Transliterating, however, is a big pain. The transliterated characters are not in the ASCII character set [A-Za-z0-9] that is mostly used by English and other Western languages, and many of its characters are largely drawn from Unicode (e.g. ḥ). That means a lot of copy-pasta of individual Unicode characters from the character viewers in your OS or some text file that stores them.

When Ella posted the tweet, I thought that programming this would be a piece of cake. How hard would it be to write a character mapping and throw up a PHP interface? Well, it’s not that simple. There are a few problems with this.

1. Most Arabic writing does not include short vowels.

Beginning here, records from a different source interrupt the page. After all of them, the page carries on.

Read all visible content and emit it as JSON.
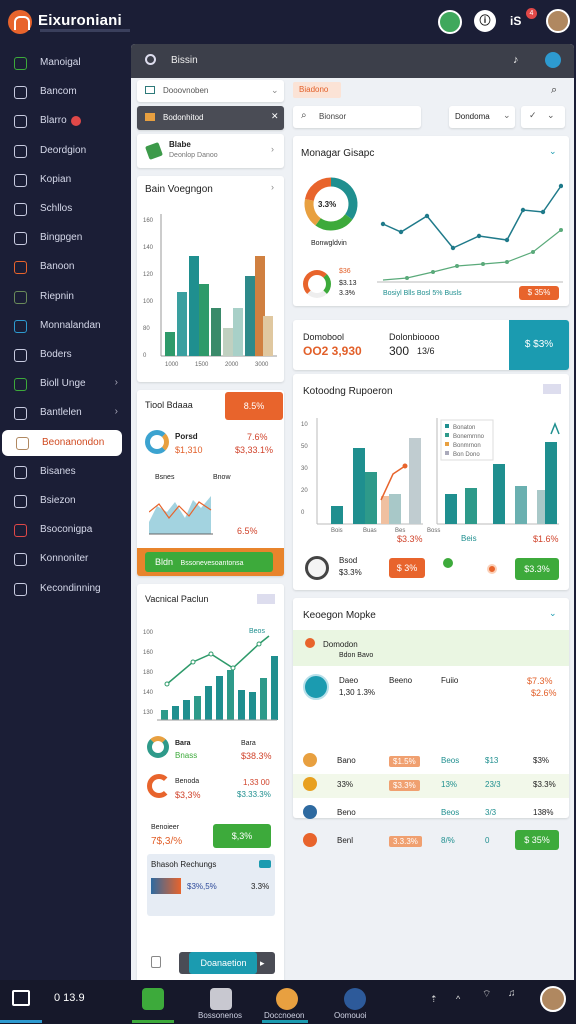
{
  "app": {
    "title": "Eixuroniani"
  },
  "topbar": {
    "notif_count": "4",
    "user_short": "iS"
  },
  "sidebar": {
    "items": [
      {
        "label": "Manoigal",
        "icon": "globe-icon"
      },
      {
        "label": "Bancom",
        "icon": "home-icon"
      },
      {
        "label": "Blarro",
        "icon": "clock-icon",
        "badge": true
      },
      {
        "label": "Deordgion",
        "icon": "pen-icon"
      },
      {
        "label": "Kopian",
        "icon": "document-icon"
      },
      {
        "label": "Schllos",
        "icon": "folder-icon"
      },
      {
        "label": "Bingpgen",
        "icon": "settings-icon"
      },
      {
        "label": "Banoon",
        "icon": "tag-icon"
      },
      {
        "label": "Riepnin",
        "icon": "image-icon"
      },
      {
        "label": "Monnalandan",
        "icon": "chat-icon"
      },
      {
        "label": "Boders",
        "icon": "calendar-icon"
      },
      {
        "label": "Bioll Unge",
        "icon": "leaf-icon",
        "chevron": true
      },
      {
        "label": "Bantlelen",
        "icon": "edit-icon",
        "chevron": true
      },
      {
        "label": "Beonanondon",
        "icon": "user-icon",
        "active": true
      },
      {
        "label": "Bisanes",
        "icon": "face-icon"
      },
      {
        "label": "Bsiezon",
        "icon": "bell-icon"
      },
      {
        "label": "Bsoconigpa",
        "icon": "cart-icon"
      },
      {
        "label": "Konnoniter",
        "icon": "chart-icon"
      },
      {
        "label": "Kecondinning",
        "icon": "share-icon"
      }
    ]
  },
  "search": {
    "placeholder": "Bissin"
  },
  "left": {
    "dropdown1": "Dooovnoben",
    "dropdown2": "Bodonhitod",
    "item": {
      "title": "Blabe",
      "sub": "Deonlop Danoo"
    },
    "chart1": {
      "title": "Bain Voegngon",
      "yticks": [
        "160",
        "140",
        "120",
        "100",
        "80",
        "0"
      ],
      "xticks": [
        "1000",
        "1500",
        "2000",
        "3000"
      ]
    },
    "card2": {
      "title": "Tiool Bdaaa",
      "tag": "8.5%",
      "name": "Porsd",
      "v1": "7.6%",
      "val": "$1,310",
      "v2": "$3,33.1%",
      "lbl1": "Bsnes",
      "lbl2": "Bnow",
      "pct": "6.5%",
      "btn_a": "Bldn",
      "btn_b": "Bssonevesoantonsa"
    },
    "card3": {
      "title": "Vacnical Paclun",
      "legend": "Beos",
      "yticks": [
        "100",
        "160",
        "180",
        "140",
        "130"
      ],
      "r1_label": "Bara",
      "r1_val": "Bnass",
      "r1_pct": "$38.3%",
      "r2_label": "Benoda",
      "r2_v": "1,33 00",
      "r2_val": "$3,3%",
      "r2_pct": "$3.33.3%",
      "r3_label": "Benoieer",
      "r3_val": "7$,3/%",
      "r3_btn": "$,3%",
      "sub_title": "Bhasoh Rechungs",
      "sub_v1": "$3%,5%",
      "sub_v2": "3.3%",
      "btn": "Doanaetion"
    }
  },
  "right": {
    "tab": "Biadono",
    "filter": "Dondoma",
    "search": "Bionsor",
    "card1": {
      "title": "Monagar Gisapc",
      "donut_pct": "3.3%",
      "donut_label": "Bonwgldvin",
      "mini_vals": [
        "$36",
        "$3.13",
        "3.3%"
      ],
      "legend": "Bosiyl Blls Bosl 5% Busls",
      "btn": "$ 35%"
    },
    "card2": {
      "l1": "Domobool",
      "v1": "OO2 3,930",
      "l2": "Dolonbioooo",
      "v2": "300",
      "v3": "13/6",
      "btn": "$ $3%"
    },
    "card3": {
      "title": "Kotoodng Rupoeron",
      "yticks": [
        "10",
        "50",
        "30",
        "20",
        "0"
      ],
      "xticks": [
        "Bois",
        "Buas",
        "Bes",
        "Boss"
      ],
      "legend": [
        "Bonaton",
        "Bonemrnno",
        "Bonmrnon",
        "Bon Dono"
      ],
      "pct_a": "$3.3%",
      "pct_b": "Beis",
      "pct_c": "$1.6%",
      "row": {
        "name": "Bsod",
        "val": "$3.3%",
        "btn1": "$ 3%",
        "btn2": "$3.3%"
      }
    },
    "card4": {
      "title": "Keoegon Mopke",
      "header": "Domodon",
      "sub": "Bdon Bavo",
      "row1": {
        "c1": "Daeo",
        "c2": "Beeno",
        "c3": "Fuiio",
        "c4": "$7.3%",
        "c5": "1,30 1.3%",
        "c6": "$2.6%"
      },
      "rows": [
        {
          "name": "Bano",
          "badge": "$1.5%",
          "v1": "Beos",
          "v2": "$13",
          "v3": "$3%"
        },
        {
          "name": "33%",
          "badge": "$3.3%",
          "v1": "13%",
          "v2": "23/3",
          "v3": "$3.3%"
        },
        {
          "name": "Beno",
          "v1": "Beos",
          "v2": "3/3",
          "v3": "138%"
        },
        {
          "name": "Benl",
          "badge": "3.3.3%",
          "v1": "8/%",
          "v2": "0",
          "btn": "$ 35%"
        }
      ]
    }
  },
  "taskbar": {
    "clock": "0 13.9",
    "items": [
      "Bossonenos",
      "Doccnoeon",
      "Oomouoi"
    ]
  },
  "colors": {
    "accent": "#e8642c",
    "teal": "#1f8f8f",
    "green": "#3daa3b",
    "sidebar": "#1b1e36"
  }
}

Arabic is a very precise language (I focus the rest of this article on Arabic because I don’t know much about Persian). There are no silent letters and vowels denote verb form and casing. But in most modern Arabic writing, short vowels are not written in because readers are expected to know them. For example, compare the opening of al-Faatiha in the Qu’ran with vowels:

بِسْمِ اللَّهِ الرَّحْمَٰنِ الرَّحِيمِ

to without them:

بسم الله الرحمن الرحيم

In the Qu’ran, all vowels are usually written. But this doesn’t occur in most modern books, signs, and especially newspaper and social media text.

So what does this mean for transliteration? Well, it means that you can’t transliterate words precisely unless the machine knows which word you’re going for. The average Arabic reader will know that بسم should be “bismi” and not “bsm.”

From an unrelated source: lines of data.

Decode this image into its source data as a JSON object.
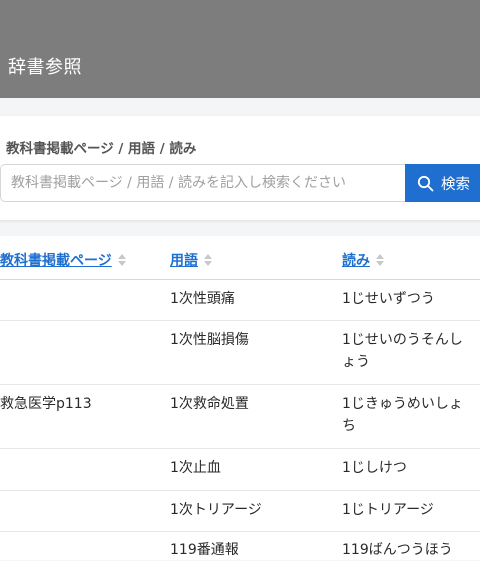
{
  "header": {
    "title": "辞書参照"
  },
  "search": {
    "label": "教科書掲載ページ / 用語 / 読み",
    "placeholder": "教科書掲載ページ / 用語 / 読みを記入し検索ください",
    "value": "",
    "button_label": "検索"
  },
  "table": {
    "columns": [
      "教科書掲載ページ",
      "用語",
      "読み"
    ],
    "rows": [
      {
        "page": "",
        "term": "1次性頭痛",
        "reading": "1じせいずつう"
      },
      {
        "page": "",
        "term": "1次性脳損傷",
        "reading_line1": "1じせいのうそんし",
        "reading_line2": "ょう"
      },
      {
        "page": "救急医学p113",
        "term": "1次救命処置",
        "reading_line1": "1じきゅうめいしょ",
        "reading_line2": "ち"
      },
      {
        "page": "",
        "term": "1次止血",
        "reading": "1じしけつ"
      },
      {
        "page": "",
        "term": "1次トリアージ",
        "reading": "1じトリアージ"
      },
      {
        "page": "",
        "term": "119番通報",
        "reading": "119ばんつうほう"
      }
    ]
  },
  "colors": {
    "header_bg": "#7d7d7d",
    "accent": "#1f6fd1",
    "page_bg": "#f4f5f7"
  }
}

I can suggest two solutions to this problem: either use a robust dictionary that can map words without vowels to their voweled equivalent, or have some kind of rule set that determines which vowels must be inserted into the word. The former seems eminently more plausible than the latter, but even so, given the rules of Arabic grammar, it would be necessary to do some kind of part-of-speech tagging to determine the case endings of words (if you really want to know more about this twisted system, other people have explained this much better than I can). Luckily, most of the time we don’t really care about case endings.

In any case, short vowels are probably the biggest impediment to a fully automated system. The good news is that short vowels are ASCII characters (a, i, u) and can be inserted by the reader.

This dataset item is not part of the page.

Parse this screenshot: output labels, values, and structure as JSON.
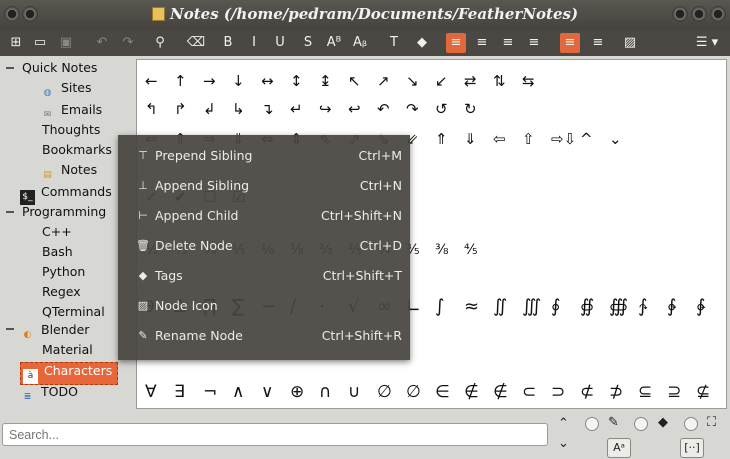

2. It is not simple to determine whether certain letters (و and ي) should be long vowels or consonants.

The letters و (wāw) and ي (yā’) play double duty in Arabic. Sometimes they are long vowels and sometimes they are consonants. For instance, in حسني (ḥusnī), yā’ is a long vowel. But in سوريا (Syria, or Sūriyā), it is a consonant. There is probably some logic behind when one of these letters is a long vowel and when it is a consonant. But the point is that the logic isn’t immediately obvious.

3. Handling dipthongs, doubled letters, and reoccurring constructions.

Here, I am thinking of the definite article ال (al-), dipthongs like وَ (au), and the shaddah ّ  which doubles letters. This means there probably has to be a look-ahead function to make sure that these are accounted for. Not the hardest thing to code in, but something to look out for nonetheless.

Those are the only things I can think of right now, although I imagine there are more lurking in the shadows that may jump out once one starts working on this. I may continue development on this, at least in an attempt to solve issues 2 and 3. Solving issue 1 is a task that will probably take some more thoughtful consideration.